When asked why he was learning Afrikaans, Nelson Mandela as once quoted as saying “If you speak to a man in a language he understands it goes to his head. If you speak to him in his language it goes to his heart.” While most countries over the world generally have one or two official languages, South Africa currently boasts 11 as part of its multi-cultural heritage. According to official census data collected in 2011, Zulu is the most widely-spoken language in South Africa with 11.6 million speakers followed by Xhosa with 8.15 million speakers.
The reason to recognize that many official languages was a concerted effort to advance and elevate previously-suppressed indigenous tongues. Today, the majority of South Africans are able to speak more than one language, English and Afrikaans included, and will often employ more than one of them while having a simple conversation. Learning additional languages are known to make you smarter, to the extent that it is reflected in your IQ test results. There are, of course, many more personally-enriching benefits to learning an African language as well.
You will meet new, interesting people
One of the most profound benefits of learning an African language is the new people you will be able to converse with. People are a lot more open when someone speaks to them in their native tongue. If you are learning within a group setting you immediately have new friends to share the language with. Even greeting stranger on the street in their own language will bring unsurpassed joy to all involved and will contribute greatly to bridging the cultural differences within the country. Can you imagine anything more delightful than being able to converse with your waiter at your favorite restaurant in their own language or share your favorite holiday memories with your colleagues in their home language as opposed to your own?
Employers will be very impressed
The South African consumer market is brilliantly diverse, necessitating employers to hire a diverse workforce. In a country that is said to have some of the best customer service in the world, nothing impresses the locals more than being attended to in their own language. From an employer’s perspective, multilingual people are seen as an asset to a company as they are able to communicate and interact with multiple communities. Your ability to speak an African language indicates that you are driven to learn new skills, that you are passionate about your country and unbiased with regards to the cultural differences found within the country. If given the opportunity, most employers will hire staff that can communicate in more than one language.

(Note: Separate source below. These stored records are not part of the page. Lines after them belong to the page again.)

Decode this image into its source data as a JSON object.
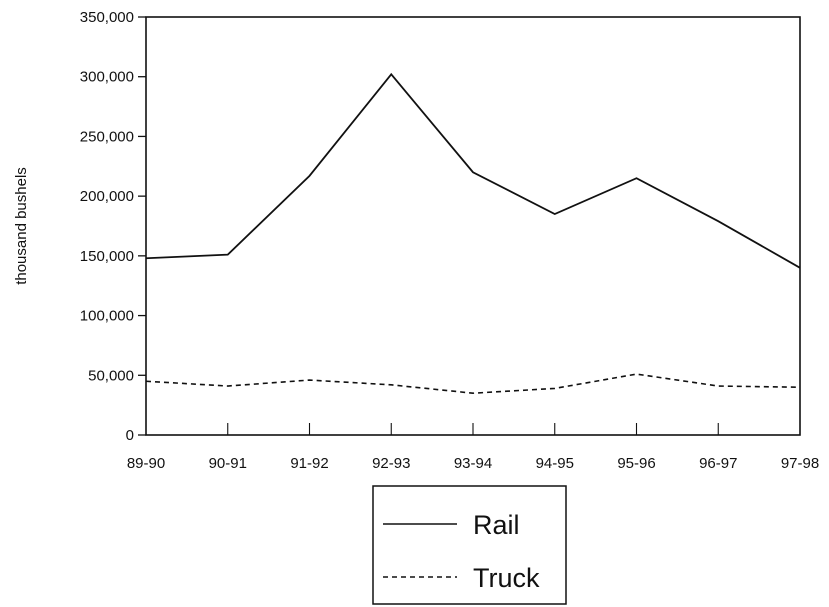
{
  "chart_data": {
    "type": "line",
    "title": "",
    "xlabel": "",
    "ylabel": "thousand bushels",
    "categories": [
      "89-90",
      "90-91",
      "91-92",
      "92-93",
      "93-94",
      "94-95",
      "95-96",
      "96-97",
      "97-98"
    ],
    "y_ticks": [
      "0",
      "50,000",
      "100,000",
      "150,000",
      "200,000",
      "250,000",
      "300,000",
      "350,000"
    ],
    "y_tick_values": [
      0,
      50000,
      100000,
      150000,
      200000,
      250000,
      300000,
      350000
    ],
    "ylim": [
      0,
      350000
    ],
    "grid": false,
    "legend_position": "bottom-center",
    "series": [
      {
        "name": "Rail",
        "line_style": "solid",
        "color": "#111111",
        "values": [
          148000,
          151000,
          217000,
          302000,
          220000,
          185000,
          215000,
          179000,
          140000
        ]
      },
      {
        "name": "Truck",
        "line_style": "dashed",
        "color": "#111111",
        "values": [
          45000,
          41000,
          46000,
          42000,
          35000,
          39000,
          51000,
          41000,
          40000
        ]
      }
    ]
  }
}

After you have mastered one it’s easy to learn another
When you start learning an African language you will find yourself equipped with the acquisition techniques needed for you to learn numerous additional languages. You may start out with the native language of the area you reside in (Zulu in KZN, Xhosa in the Eastern Cape etc) and then move on to another that interests you. In only a couple of years, you may find yourself being almost fluent in many of the official languages in South Africa.
The positive cognitive effects of learning African languages together with the way in which it will bridge cultural differences is more than enough reason to enrol in a course as soon as you finish reading this. South Africa is a glorious country filled with beautiful, colorful people just waiting to share their countless interesting stories with you in their native tongues.